Harney notes that because the formula uses last year’s inflation, “there’s a year lag behind when prices are actually increasing and when that minimum wage is trying to catch up.” When the inflation‑linking law was first introduced in 2017, the wage “was actually allowed to freeze for two years,” which further eroded its real value, he says.

The CCPA’s Manitoba Living Wage Update 2025 estimates a two‑parent family of four in Winnipeg now needs $19.77 an hour per working adult to cover essentials such as housing, food, transportation, child care, clothing and modest contingencies. 

That leaves a gap of more than $3 an hour between the scheduled $16.40 minimum and what researchers say is required for a basic standard of living in the city. 

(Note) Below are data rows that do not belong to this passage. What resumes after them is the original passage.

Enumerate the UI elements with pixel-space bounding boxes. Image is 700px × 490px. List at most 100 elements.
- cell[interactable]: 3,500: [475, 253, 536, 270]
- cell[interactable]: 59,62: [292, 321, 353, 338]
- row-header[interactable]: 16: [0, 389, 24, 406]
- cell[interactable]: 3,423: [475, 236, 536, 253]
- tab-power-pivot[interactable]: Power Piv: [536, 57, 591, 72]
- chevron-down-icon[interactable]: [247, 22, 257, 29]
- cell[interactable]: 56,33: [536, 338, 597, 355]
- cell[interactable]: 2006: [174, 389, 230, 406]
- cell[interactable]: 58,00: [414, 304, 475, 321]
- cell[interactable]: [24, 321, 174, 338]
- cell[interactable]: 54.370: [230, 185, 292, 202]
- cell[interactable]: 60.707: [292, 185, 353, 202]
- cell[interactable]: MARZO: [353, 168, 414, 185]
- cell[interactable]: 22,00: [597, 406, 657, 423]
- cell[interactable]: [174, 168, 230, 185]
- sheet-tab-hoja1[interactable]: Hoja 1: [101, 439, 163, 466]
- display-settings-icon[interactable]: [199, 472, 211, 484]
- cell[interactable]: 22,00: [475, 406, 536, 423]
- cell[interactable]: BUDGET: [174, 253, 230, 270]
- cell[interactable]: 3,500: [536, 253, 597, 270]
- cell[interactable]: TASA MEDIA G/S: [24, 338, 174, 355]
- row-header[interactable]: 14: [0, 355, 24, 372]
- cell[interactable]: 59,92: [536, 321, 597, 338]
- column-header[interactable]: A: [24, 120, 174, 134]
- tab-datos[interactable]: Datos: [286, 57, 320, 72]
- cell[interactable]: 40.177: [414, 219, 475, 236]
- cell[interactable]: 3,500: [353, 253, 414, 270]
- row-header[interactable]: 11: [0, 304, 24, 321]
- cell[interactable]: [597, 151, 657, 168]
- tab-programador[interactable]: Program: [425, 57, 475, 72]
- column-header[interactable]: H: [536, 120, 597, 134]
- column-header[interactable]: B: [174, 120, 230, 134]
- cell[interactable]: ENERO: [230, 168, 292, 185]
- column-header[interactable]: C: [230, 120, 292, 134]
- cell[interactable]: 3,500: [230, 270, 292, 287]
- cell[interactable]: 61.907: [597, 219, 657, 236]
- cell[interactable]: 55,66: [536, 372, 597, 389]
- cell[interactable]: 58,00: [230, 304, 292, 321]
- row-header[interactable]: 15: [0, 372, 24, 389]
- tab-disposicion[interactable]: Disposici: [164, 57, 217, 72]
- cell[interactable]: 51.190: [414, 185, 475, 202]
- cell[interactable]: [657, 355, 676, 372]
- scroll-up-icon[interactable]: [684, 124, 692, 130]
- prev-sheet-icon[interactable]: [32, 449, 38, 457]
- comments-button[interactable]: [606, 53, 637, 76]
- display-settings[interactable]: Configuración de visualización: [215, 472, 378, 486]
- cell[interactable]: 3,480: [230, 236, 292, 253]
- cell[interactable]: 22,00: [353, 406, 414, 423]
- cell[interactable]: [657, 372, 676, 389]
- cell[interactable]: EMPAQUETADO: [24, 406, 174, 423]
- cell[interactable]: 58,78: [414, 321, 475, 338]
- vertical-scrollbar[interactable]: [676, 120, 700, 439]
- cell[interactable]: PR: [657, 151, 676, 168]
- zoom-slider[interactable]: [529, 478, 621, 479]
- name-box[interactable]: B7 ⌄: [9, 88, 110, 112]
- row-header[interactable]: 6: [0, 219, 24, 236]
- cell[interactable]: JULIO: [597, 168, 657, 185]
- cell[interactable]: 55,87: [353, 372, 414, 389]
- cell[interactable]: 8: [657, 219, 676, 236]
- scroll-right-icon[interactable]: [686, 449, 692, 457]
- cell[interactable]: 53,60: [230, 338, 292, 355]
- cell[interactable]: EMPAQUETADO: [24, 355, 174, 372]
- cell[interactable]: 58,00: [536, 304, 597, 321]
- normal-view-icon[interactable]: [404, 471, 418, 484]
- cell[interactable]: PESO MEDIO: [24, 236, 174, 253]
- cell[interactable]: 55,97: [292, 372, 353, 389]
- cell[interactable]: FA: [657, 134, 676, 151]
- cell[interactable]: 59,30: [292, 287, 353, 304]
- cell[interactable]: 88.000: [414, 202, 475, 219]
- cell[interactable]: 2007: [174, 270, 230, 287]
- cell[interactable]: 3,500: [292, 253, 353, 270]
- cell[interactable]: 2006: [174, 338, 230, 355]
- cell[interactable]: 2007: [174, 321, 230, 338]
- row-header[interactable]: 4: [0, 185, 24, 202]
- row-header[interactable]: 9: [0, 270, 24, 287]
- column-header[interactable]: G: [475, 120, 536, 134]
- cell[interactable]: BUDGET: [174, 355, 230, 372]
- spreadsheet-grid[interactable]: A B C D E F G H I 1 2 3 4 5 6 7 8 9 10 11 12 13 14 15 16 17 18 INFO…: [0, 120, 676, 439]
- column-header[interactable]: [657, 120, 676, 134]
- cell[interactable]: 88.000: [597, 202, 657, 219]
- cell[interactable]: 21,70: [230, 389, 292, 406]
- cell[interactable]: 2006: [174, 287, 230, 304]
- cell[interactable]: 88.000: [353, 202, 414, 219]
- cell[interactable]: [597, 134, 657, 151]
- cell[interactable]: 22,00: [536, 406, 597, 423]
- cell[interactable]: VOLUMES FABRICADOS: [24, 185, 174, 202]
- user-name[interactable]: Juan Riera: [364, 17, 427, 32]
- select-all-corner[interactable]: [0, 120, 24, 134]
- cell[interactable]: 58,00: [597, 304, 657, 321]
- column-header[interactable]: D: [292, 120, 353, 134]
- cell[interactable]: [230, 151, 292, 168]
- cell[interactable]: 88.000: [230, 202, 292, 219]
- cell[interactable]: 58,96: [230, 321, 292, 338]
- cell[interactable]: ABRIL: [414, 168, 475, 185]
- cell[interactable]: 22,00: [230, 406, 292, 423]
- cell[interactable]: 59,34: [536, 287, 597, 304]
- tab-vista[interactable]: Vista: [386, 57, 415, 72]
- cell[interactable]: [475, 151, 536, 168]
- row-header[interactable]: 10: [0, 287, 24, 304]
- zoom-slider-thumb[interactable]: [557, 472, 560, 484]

Harney argues that closing that gap “would have a significant effect” on working poverty, particularly for women, recent immigrants and workers facing labour‑market barriers who are “just as likely to raise families” and hold post‑secondary education.

Also, the 2025 living wage estimate came out months before the war in Iran. Recently, Canadian unions have pushed for expanded work-from-home options in the federal and provincial public sectors, tying telework directly to fuel costs and energy security.

The Manitoba Federation of Labour has similarly argued that recent increases “fall well short” of what minimum‑wage earners need to afford essentials like groceries and rent, and that current law keeps many workers “trapped below the poverty line.”